After the script finishes, you will find the results in a new, timestamped directory created inside `$BASE/auto-benchmark/`.

- **Log Files**: The directory (`$BASE/auto-benchmark/YYYY_MM_DD_HH_MM/`) contains detailed logs for each run:
    - `vllm_log_...txt`: The log output from the vLLM server for each parameter combination.
    - `bm_log_...txt`: The log output from the `benchmark_serving.py` script for each benchmark run.

- **Final Result Summary**: A file named `result.txt` is created in the log directory. It contains a summary of each tested combination and concludes with the overall best parameters found.

```
# Example result.txt content
hash:a1b2c3d4...
max_num_seqs: 128, max_num_batched_tokens: 2048, request_rate: 10.0, e2el: 450.5, throughput: 9.8, goodput: 9.8
max_num_seqs: 128, max_num_batched_tokens: 4096 does not meet latency requirement 500
...
best_max_num_seqs: 256, best_num_batched_tokens: 2048, best_throughput: 12.5, profile saved in: /home/user/vllm/auto-benchmark/2024_08_01_10_30/profile
```

  If it cannot find the best parameters, the final row will be `best_max_num_seqs: 0, best_num_batched_tokens: 0, best_throughput: 0`. This can be due to either the server not starting properly, or the latency requirement being too strict.

- **Profiler Trace**: A directory named `profile` is created inside the log directory. It contains the profiler trace file (e.g., `.xplane.pb` for TPU or a `.json` trace for GPU) from the single best-performing run.

## How It Works

The script follows a systematic process to find the optimal parameters:

1. **Find Max GPU Memory Utilization**: The script first determines the highest safe `gpu-memory-utilization` (starting from 0.98 and decreasing) that does not cause an Out-Of-Memory (OOM) error when launching the server. This ensures the benchmark runs use the maximum available memory without crashing.

2. **Iterate and Benchmark**: It then enters a nested loop, iterating through every combination of `max-num-seqs` and `max-num-batched-tokens` provided in the configuration lists.

3. **Latency-Aware Throughput Search**: For each parameter combination:
    - The vLLM server is started.
    - A benchmark is first run with an infinite request rate (`--request-rate inf`).
    - If the resulting P99 E2E latency is within the `MAX_LATENCY_ALLOWED_MS` limit, this throughput is considered the maximum for this configuration.
    - If the latency is too high, the script performs a search by iteratively decreasing the request rate until the latency constraint is met. This finds the highest sustainable throughput for the given parameters and latency requirement.

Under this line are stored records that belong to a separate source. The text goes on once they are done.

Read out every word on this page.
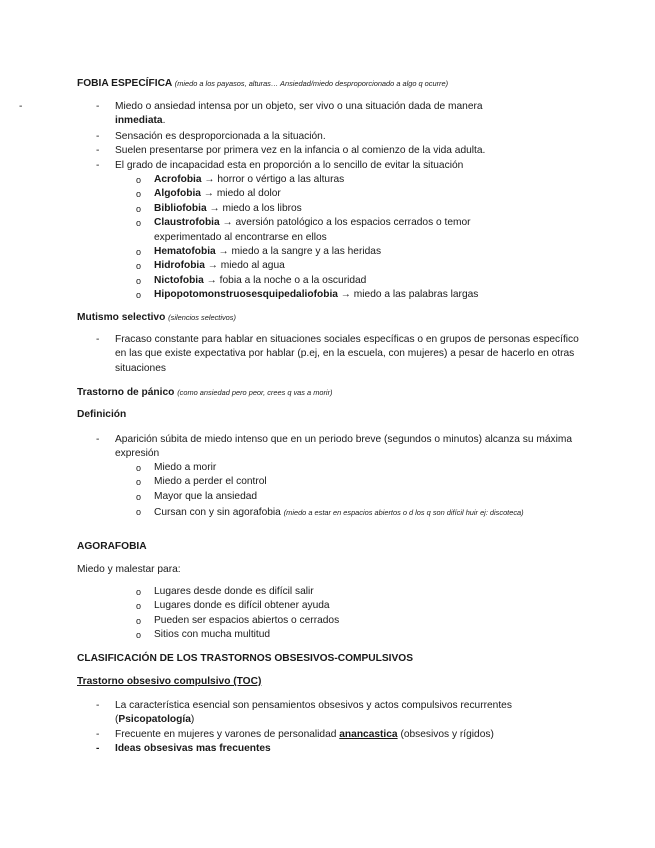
FOBIA ESPECÍFICA (miedo a los payasos, alturas… Ansiedad/miedo desproporcionado a algo q ocurre)

- - Miedo o ansiedad intensa por un objeto, ser vivo o una situación dada de manera inmediata.
- Sensación es desproporcionada a la situación.
- Suelen presentarse por primera vez en la infancia o al comienzo de la vida adulta.
- El grado de incapacidad esta en proporción a lo sencillo de evitar la situación
o Acrofobia → horror o vértigo a las alturas
o Algofobia → miedo al dolor
o Bibliofobia → miedo a los libros
o Claustrofobia → aversión patológico a los espacios cerrados o temor experimentado al encontrarse en ellos
o Hematofobia → miedo a la sangre y a las heridas
o Hidrofobia → miedo al agua
o Nictofobia → fobia a la noche o a la oscuridad
o Hipopotomonstruosesquipedaliofobia → miedo a las palabras largas

Mutismo selectivo (silencios selectivos)

Fracaso constante para hablar en situaciones sociales específicas o en grupos de personas específico en las que existe expectativa por hablar (p.ej, en la escuela, con mujeres) a pesar de hacerlo en otras situaciones
-

Trastorno de pánico (como ansiedad pero peor, crees q vas a morir)

Definición

Aparición súbita de miedo intenso que en un periodo breve (segundos o minutos) alcanza su máxima expresión
-
o Miedo a morir
o Miedo a perder el control
o Mayor que la ansiedad
o Cursan con y sin agorafobia (miedo a estar en espacios abiertos o d los q son difícil huir ej: discoteca)

AGORAFOBIA

Miedo y malestar para:

o Lugares desde donde es difícil salir
o Lugares donde es difícil obtener ayuda
o Pueden ser espacios abiertos o cerrados
o Sitios con mucha multitud

CLASIFICACIÓN DE LOS TRASTORNOS OBSESIVOS-COMPULSIVOS

Trastorno obsesivo compulsivo (TOC)

- La característica esencial son pensamientos obsesivos y actos compulsivos recurrentes (Psicopatología)
- Frecuente en mujeres y varones de personalidad anancastica (obsesivos y rígidos)
- Ideas obsesivas mas frecuentes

4. **Track Best Result**: Throughout the process, the script tracks the parameter combination that has yielded the highest valid throughput so far.

5. **Profile Collection**: For the best-performing run, the script saves the vLLM profiler output, which can be used for deep-dive performance analysis with tools like TensorBoard.